Berkah Ramadan Belum Hampiri Pedagang di Cirebon

Editor

Zed abidien

Pedagang Jilbab arab di pasar Regional Tanah Abang, Jakarta, menyusun barang dagangan di dalam tokonya pada hari ke 3 ramadan, 23 Juli 2012. Biasanya masyarakat mulai ramai membeli perlengkapan hari raya pada akhir bulan Ramadan. TEMPO/Nasriah Muhammad
Pedagang Jilbab arab di pasar Regional Tanah Abang, Jakarta, menyusun barang dagangan di dalam tokonya pada hari ke 3 ramadan, 23 Juli 2012. Biasanya masyarakat mulai ramai membeli perlengkapan hari raya pada akhir bulan Ramadan. TEMPO/Nasriah Muhammad

TEMPO.CO, Cirebon - Memasuki Cirebon, terutama pada Selasa dan Sabtu, akan terlihat keramaian di Pasar Tegalgubug yang terletak di Kecamatan Arjawinangun, Kabupaten Cirebon. Ramainya aktivitas di pasar sandang yang diklaim terbesar di Asia Tenggara tersebut bahkan bisa menyebabkan kemacetan panjang di jalur pantura.

Pembeli dari berbagai daerah, bahkan luar negeri, akan ramai mendatangi pasar ini di hari pasarannya. Pedagangnya pun bisa meraup untung puluhan juta setiap kali berdagang. Saat Ramadan datang, biasanya Pasar Tegalgubug ramai dikunjungi pembeli maupun pedagang dari berbagai daerah.

Mereka membeli atau kulakan berbagai barang untuk dijual kembali di daerah asalnya. Produk yang banyak dibeli di bulan Ramadan ini selain aneka baju dan batik, juga mukena, busana muslim, serta perlengkapan yang biasa dipakai saat puasa dan Lebaran mendatang.

Namun tahun ini, pedagang di Pasar Tegalgubug mengeluhkan minimnya pendapatan mereka di bulan Ramadan ini. Seperti diungkapkan Fariz, seorang pedagang yang berjualan berbagai jenis batik. "Ramadan tahun ini tidak sama dengan Ramadan tahun kemarin," katanya. omzetnya pun menurun drastis.
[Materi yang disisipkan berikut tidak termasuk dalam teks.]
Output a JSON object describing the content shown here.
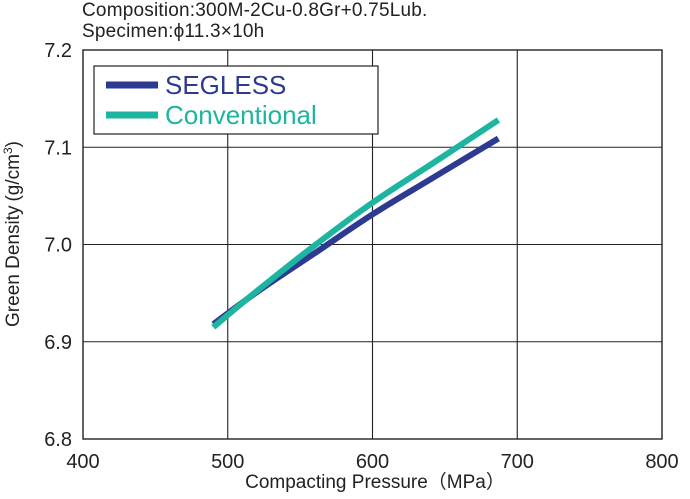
{
  "chart_data": {
    "type": "line",
    "title_lines": [
      "Composition:300M-2Cu-0.8Gr+0.75Lub.",
      "Specimen:ϕ11.3×10h"
    ],
    "xlabel": "Compacting Pressure（MPa）",
    "ylabel_main": "Green Density",
    "ylabel_unit": "(g/cm",
    "ylabel_sup": "3",
    "ylabel_close": ")",
    "xlim": [
      400,
      800
    ],
    "ylim": [
      6.8,
      7.2
    ],
    "x_ticks": [
      400,
      500,
      600,
      700,
      800
    ],
    "x_tick_labels": [
      "400",
      "500",
      "600",
      "700",
      "800"
    ],
    "y_ticks": [
      6.8,
      6.9,
      7.0,
      7.1,
      7.2
    ],
    "y_tick_labels": [
      "6.8",
      "6.9",
      "7.0",
      "7.1",
      "7.2"
    ],
    "grid": true,
    "legend_position": "top-left",
    "series": [
      {
        "name": "SEGLESS",
        "color": "#2e3a91",
        "x": [
          490,
          520,
          560,
          600,
          640,
          687
        ],
        "y": [
          6.918,
          6.951,
          6.991,
          7.031,
          7.067,
          7.109
        ]
      },
      {
        "name": "Conventional",
        "color": "#1db5a0",
        "x": [
          490,
          520,
          560,
          600,
          640,
          687
        ],
        "y": [
          6.915,
          6.952,
          6.999,
          7.043,
          7.082,
          7.128
        ]
      }
    ]
  }
}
Fariz menjelaskan, biasanya di hari keempat Ramadan, ia sudah bisa meraup untung hingga 20 juta. Tapi saat berjualan hari ini (Selasa, 16 Juli 2013), keuntungan yang didapatnya baru sekitar Rp 5 juta. Fariz menduga minimnya pembeli karena Ramadan bertepatan dengan tahun ajaran baru ditambah dengan kenaikan harga Bahan Bakar Minyak yang ditetapkan oleh pemerintah beberapa waktu lalu.

Padahal biasanya, menurut Fariz, pembelinya yang berasal dari Tasikmalaya, Brebes, Tegal, dan termasuk Cirebon sendiri biasa membeli dalam jumlah besar hingga mencapai 30 kodi. Namun, beberapa pelanggannya hingga kini belum pernah datang ke toko milik Fariz. "Saat saya telpon, mereka bilang juga lagi susah uang," katanya.
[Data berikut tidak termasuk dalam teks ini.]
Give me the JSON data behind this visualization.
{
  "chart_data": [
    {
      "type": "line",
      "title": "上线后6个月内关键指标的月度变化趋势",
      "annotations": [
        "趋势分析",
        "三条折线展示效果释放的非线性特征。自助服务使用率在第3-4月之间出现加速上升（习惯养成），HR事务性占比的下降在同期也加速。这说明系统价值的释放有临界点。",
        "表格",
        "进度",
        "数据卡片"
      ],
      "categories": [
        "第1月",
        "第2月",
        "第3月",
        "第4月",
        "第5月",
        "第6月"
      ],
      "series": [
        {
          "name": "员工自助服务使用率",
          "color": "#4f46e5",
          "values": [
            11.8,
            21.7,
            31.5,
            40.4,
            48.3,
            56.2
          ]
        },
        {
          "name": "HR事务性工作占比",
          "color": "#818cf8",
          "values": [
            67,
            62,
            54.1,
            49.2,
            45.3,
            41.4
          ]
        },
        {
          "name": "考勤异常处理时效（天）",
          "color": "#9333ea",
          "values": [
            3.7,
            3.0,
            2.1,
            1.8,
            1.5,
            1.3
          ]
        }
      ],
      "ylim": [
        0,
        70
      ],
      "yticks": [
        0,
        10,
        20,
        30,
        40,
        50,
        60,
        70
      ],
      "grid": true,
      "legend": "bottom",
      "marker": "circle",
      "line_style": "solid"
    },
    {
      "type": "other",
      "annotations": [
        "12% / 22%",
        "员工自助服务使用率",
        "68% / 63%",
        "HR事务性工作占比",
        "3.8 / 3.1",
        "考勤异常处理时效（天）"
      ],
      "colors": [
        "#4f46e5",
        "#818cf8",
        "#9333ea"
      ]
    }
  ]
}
Hal yang sama pun diungkapkan pedagang lainnya, Parman, yang berjualan busana muslim. "Hari ini pendapatan saya hanya sekitar Rp 7 juta. Padahal sudah siang seperti ini," katanya. Pedagang di Pasar Tegalgubug memang biasa berjualan mulai dini hari di hari Selasa dan Sabtu. Menurut Parman, biasanya dalam sehari omzetnya bisa mencapai Rp 35 juta, terutama di bulan Ramadan seperti tahun-tahun lalu.

Parman pun mengaku tidak tahu apakah minimnya pendapatan bisa berubah di hari-hari menjelang Lebaran mendatang. "Sebenarnya saya pesimis. Tapi mudah-mudahan saja ada keberuntungan," katanya.